Leaning towards local

It is becoming more common for African countries to require mandatory local ownership. In Mauritania, for example, the state requires 10% free-carried interest in mining projects and in 2018 the Democratic Republic of Congo increased the state’s free-carry from 5% to 10%.

However, Tanzania’s reforms have undermined its international competitiveness. The country is now ranked 144 among 190 economies in the World Bank’s 2019 Doing Business ratings. In the 2018 ranking it was at 137th and in 2017 132nd.

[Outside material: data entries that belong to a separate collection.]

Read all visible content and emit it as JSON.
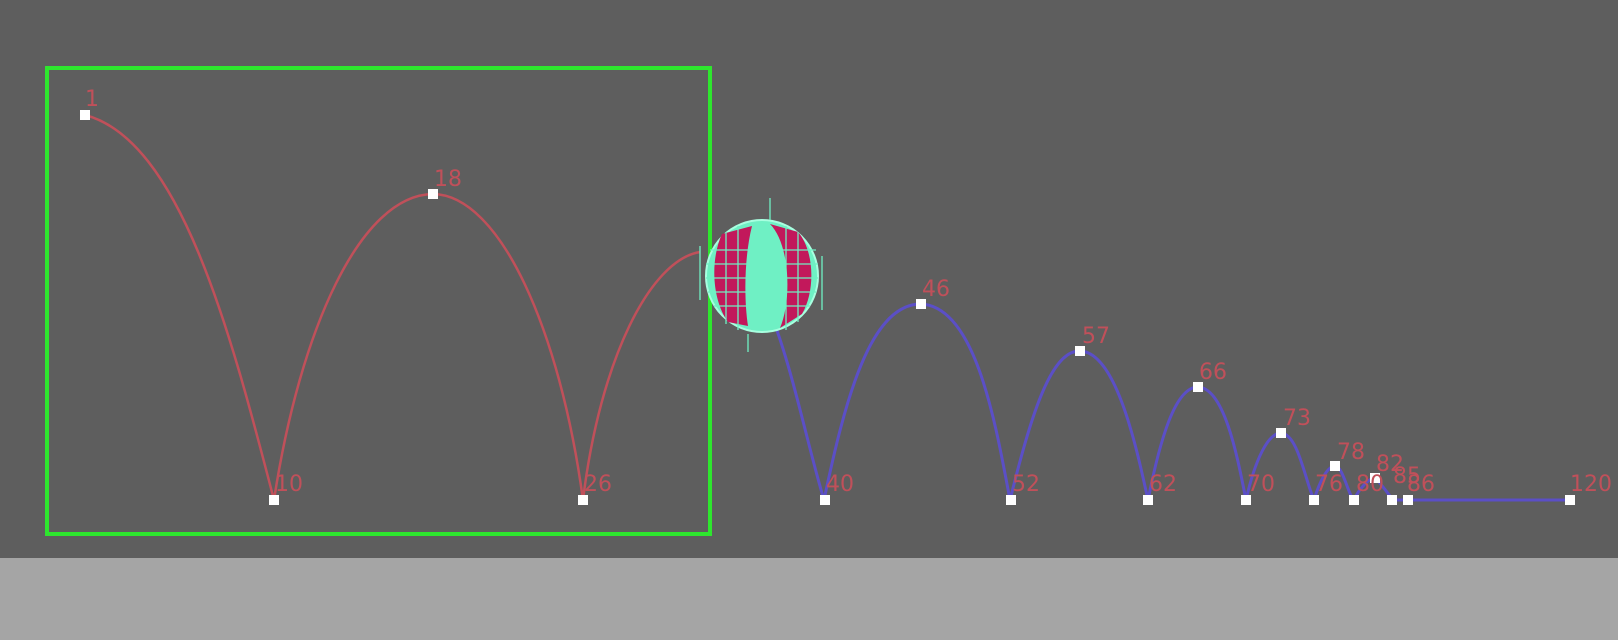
{
  "viewport": {
    "background": "#5e5e5e",
    "floor_color": "#a5a5a5"
  },
  "motion_path": {
    "frame_labels": [
      "1",
      "18",
      "10",
      "26",
      "40",
      "46",
      "52",
      "57",
      "62",
      "66",
      "70",
      "73",
      "76",
      "78",
      "80",
      "82",
      "85",
      "86",
      "120"
    ],
    "label_color": "#c0505a",
    "past_segment_color": "#c0505a",
    "future_segment_color": "#5b4fc6",
    "key_color": "#ffffff"
  },
  "selection": {
    "color": "#2ee62e"
  },
  "ball": {
    "icon": "wireframe-ball-icon",
    "wire_color": "#6ff0c4",
    "panel_color": "#c2185b"
  }
}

“We are competing for FDI but the question is how aggressive we are to win it,” says Shabbir Zavery, second vice-chairman of the Confederation of Tanzania Industries. “We need to bolster confidence [in] foreign investors that Tanzania continues to have stable policies and a conducive business environment.”

On the up

The IMF expects Tanzania’s economy to surpass $60bn in 2019. GDP is thought to have grown by 5.8% in 2018 and is forecast to grow an additional 6.6% in 2019. During 2017, the country attracted $1.18bn in FDI, a decline of 13% on the previous year and of 24% on 2015, according to Unctad.

The country has witnessed strong economic growth rates – averaging 6% to 7% annually – for the past decade and has seen the slow emergence of a middle class. In central Dar es Salaam – the country’s main city with 4.36 million inhabitants, located on the Indian Ocean – a large number of new residential and commercial skyscrapers have sprung up. The country’s pension funds have largely provided the finance behind the construction boom, with TSh13000bn ($5.6bn) under their collective management.

Tanzania also has a fast-growing tourism sector. It is home to Mount Kilimanjaro, the tallest mountain in Africa, and Zanzibar, the Indian Ocean island that is a semi-autonomous region of the country and attracts 500,000 tourists a year.